Sample coffees from the UK’s finest roasteries this month with our curation of speciality-grade beans. Here’s what we’ve got in store for the July Indy Coffee Box …
The tasting notes differ for filter and espresso roasts, you’ll be sent the appropriate one for the roast style you pick at the checkout. Omni roasts work well as both filter and espresso
Method Coffee Roasters, Worcester
Coffee: La Mora
Varietal: Catuaí, Caturra, Bourbon
Origin: San Antonio Huista, Huehuetenango, Guatemala
Background: La Mora is a small finca (farm) made up of around two hectares, near to the market town of San Antonio Huista. The owner, Eduardo Pablo Lorenzo, lived and worked in the United States for many years which allowed him to save money to buy the plot of land he now lives and farms on. Eduardo’s roots are in the Los Altos region of Guatemala, he speaks one of the local Mayan languages and his family is well known in the area for their environmentally conscious working practices.
This year’s coffee from La Mora is a credit to Eduardo’s hard work, the quality in the cup shows everything the team at Method love about coffees from this region. It’s delicate with a silky mouthfeel, and there’s a lovely orange acidity with notes of caramel, raisin and cherry.
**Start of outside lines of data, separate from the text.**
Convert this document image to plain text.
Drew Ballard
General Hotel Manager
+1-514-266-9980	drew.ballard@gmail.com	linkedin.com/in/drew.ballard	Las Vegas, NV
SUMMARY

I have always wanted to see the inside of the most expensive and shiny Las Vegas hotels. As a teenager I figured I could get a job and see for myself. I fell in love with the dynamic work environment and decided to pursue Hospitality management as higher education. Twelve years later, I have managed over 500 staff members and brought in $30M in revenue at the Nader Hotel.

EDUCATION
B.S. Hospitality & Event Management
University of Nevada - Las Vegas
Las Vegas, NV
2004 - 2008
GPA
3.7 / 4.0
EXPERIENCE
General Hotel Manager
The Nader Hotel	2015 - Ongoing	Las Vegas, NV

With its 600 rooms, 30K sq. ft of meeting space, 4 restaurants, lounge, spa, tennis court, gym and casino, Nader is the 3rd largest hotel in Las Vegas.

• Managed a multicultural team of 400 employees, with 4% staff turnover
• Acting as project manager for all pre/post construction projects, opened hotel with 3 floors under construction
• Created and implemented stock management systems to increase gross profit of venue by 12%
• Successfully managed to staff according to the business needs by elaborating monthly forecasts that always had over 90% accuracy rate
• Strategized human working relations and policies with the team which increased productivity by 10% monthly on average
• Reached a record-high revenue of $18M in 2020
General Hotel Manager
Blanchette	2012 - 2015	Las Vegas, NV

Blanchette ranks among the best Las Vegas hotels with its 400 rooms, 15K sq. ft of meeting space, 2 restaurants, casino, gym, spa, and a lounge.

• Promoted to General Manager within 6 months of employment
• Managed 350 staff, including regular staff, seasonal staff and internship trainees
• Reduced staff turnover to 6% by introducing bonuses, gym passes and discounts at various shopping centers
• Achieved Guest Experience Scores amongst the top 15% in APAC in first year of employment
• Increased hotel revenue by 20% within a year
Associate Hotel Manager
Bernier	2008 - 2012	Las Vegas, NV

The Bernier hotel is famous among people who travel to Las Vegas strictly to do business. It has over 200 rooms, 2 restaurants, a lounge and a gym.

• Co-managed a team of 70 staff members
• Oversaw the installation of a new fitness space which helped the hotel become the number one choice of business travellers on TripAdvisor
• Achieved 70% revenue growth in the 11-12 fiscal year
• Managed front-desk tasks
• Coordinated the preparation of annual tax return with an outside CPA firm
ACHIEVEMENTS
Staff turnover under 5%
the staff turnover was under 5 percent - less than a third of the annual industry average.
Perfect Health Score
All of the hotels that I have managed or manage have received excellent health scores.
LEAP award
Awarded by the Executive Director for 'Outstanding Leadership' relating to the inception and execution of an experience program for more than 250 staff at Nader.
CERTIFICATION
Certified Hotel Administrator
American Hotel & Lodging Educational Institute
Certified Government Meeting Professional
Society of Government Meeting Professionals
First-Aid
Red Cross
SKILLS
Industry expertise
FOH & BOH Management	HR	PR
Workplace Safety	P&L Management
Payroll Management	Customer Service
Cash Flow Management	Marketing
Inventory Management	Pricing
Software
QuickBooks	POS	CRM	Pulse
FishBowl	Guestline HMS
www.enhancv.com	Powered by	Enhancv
Tasting notes: Caramel, raisin, cherry
Moon Roast Coffee Roasters, Hampshire
Coffee: Ethiopia – Ibrahim Hussien
Origin: Limmu Kossa, Jimma Zone, Oromia, Ethiopia
Background: Ibrahim Hussein owns a 200 hectare coffee farm in the Ethiopian town of Limmu Kossa. The farm is planted with the 74110 and 74165 varieties of coffee plant (from the Jimma Agricultural Research Centre) which have been selected for specific micro-regions, climates and altitudes. The coffee is grown under natural forest where Ibrahim has bee hives and fruit trees.
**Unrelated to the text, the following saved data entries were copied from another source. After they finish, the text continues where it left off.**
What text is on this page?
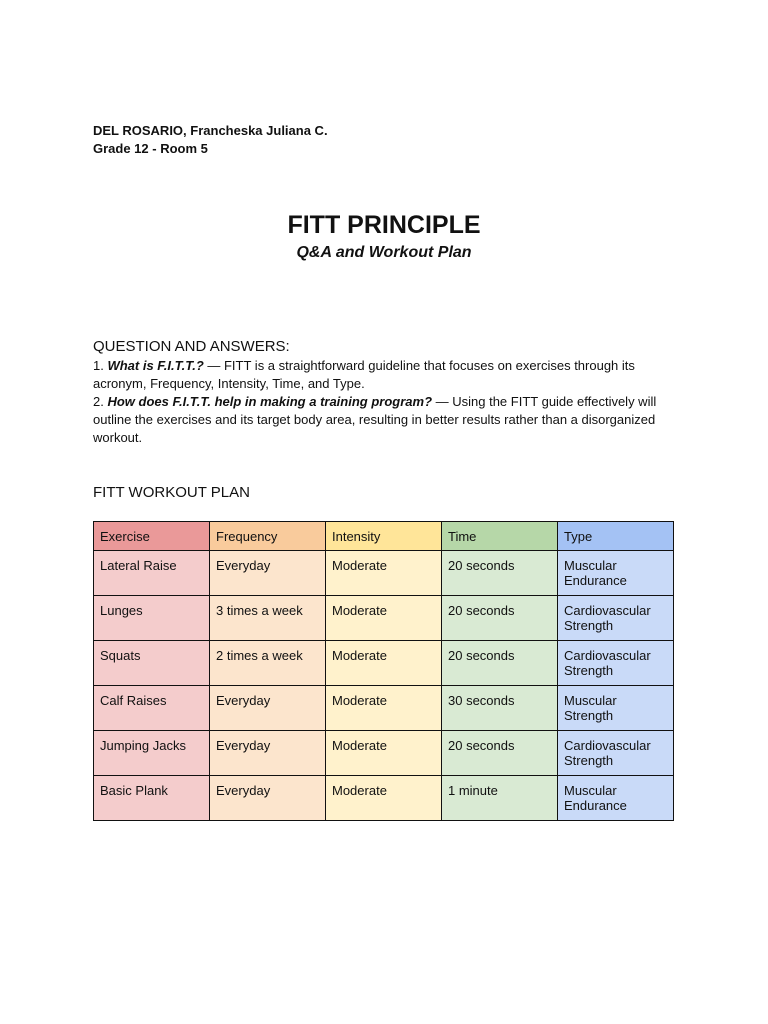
DEL ROSARIO, Francheska Juliana C.
Grade 12 - Room 5
FITT PRINCIPLE

Q&A and Workout Plan

QUESTION AND ANSWERS:

1. What is F.I.T.T.? — FITT is a straightforward guideline that focuses on exercises through its acronym, Frequency, Intensity, Time, and Type.

2. How does F.I.T.T. help in making a training program? — Using the FITT guide effectively will outline the exercises and its target body area, resulting in better results rather than a disorganized workout.

FITT WORKOUT PLAN
Exercise	Frequency	Intensity	Time	Type
Lateral Raise	Everyday	Moderate	20 seconds	Muscular Endurance
Lunges	3 times a week	Moderate	20 seconds	Cardiovascular Strength
Squats	2 times a week	Moderate	20 seconds	Cardiovascular Strength
Calf Raises	Everyday	Moderate	30 seconds	Muscular Strength
Jumping Jacks	Everyday	Moderate	20 seconds	Cardiovascular Strength
Basic Plank	Everyday	Moderate	1 minute	Muscular Endurance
Ibrahim also buys cherry from over 300 out-growers who all have small farms in the area. He keeps a list of out-growers with their basic information which he uses to track deliveries and maintain traceability for his lots. All the coffee is processed at Ibrahim’s farm and is dried on raised beds for around two weeks.
Tasting notes: Lime, bergamot, custard
The Bean Shop, Perth
Coffee: Kenya Peaberry Kissi
Varietal: SL-28, SL-34, Bourbon
Origin: Kangema, Kenya
Background: Kenya is well known for its highly organised network of coffee cooperatives. Its system produces remarkable consistency in growing methods, milling and auctioning across a web of about 150,000 growers, the majority of which are small-scale farmers. The topography of high-altitude plateaus in major Kenyan coffee regions combined with acidic soil provides excellent growing conditions for arabica beans.
Peaberry, also known as caracoli, is a type of bean. The fruit of the coffee plant usually contains two seeds (beans) which develop with flattened facing sides, but sometimes only one of the two seeds is fertilised and the single seed develops with nothing to flatten it. This oval (or pea-shaped) bean is known as peaberry. Typically around 5 per cent of all beans harvested are of this form. Peaberry coffees are particularly associated with Tanzanian and Kenyan crops.
Tasting notes: Blackcurrant, stone fruit, sugarcane, nutmeg
Red Bank Coffee Roasters, Cumbria
Coffee: Huye Mountain
Varietal: Red Bourbon
Origin: Huye District, Southern Province, Rwanda
Background: Huye Mountain sprung to international fame with the release of 2014’s A Film About Coffee. The film tells the story of David Rubanzangabo who established the Huye Mountain washing station in 2011 with the aim of improving the quality of coffee grown in the region and, consequently, the plight of the smallholder farmers who grow it.
The team at Red Bank met David at Huye Mountain in 2017 and were hugely impressed by the processes he’s implemented to ensure that the coffee produced is of the highest quality. His drive for quality has brought about a big increase in the prices paid to local farmers. To encourage consistency of quality, David awards members whose coffees carry the highest cupping scores with prizes of cows (40 winners last year) and goats (60 winners last year). Such prizes make a huge difference to the lives of a farmers and their families as the animals will provide milk for around six years and a constant supply of organic fertiliser for the coffee trees.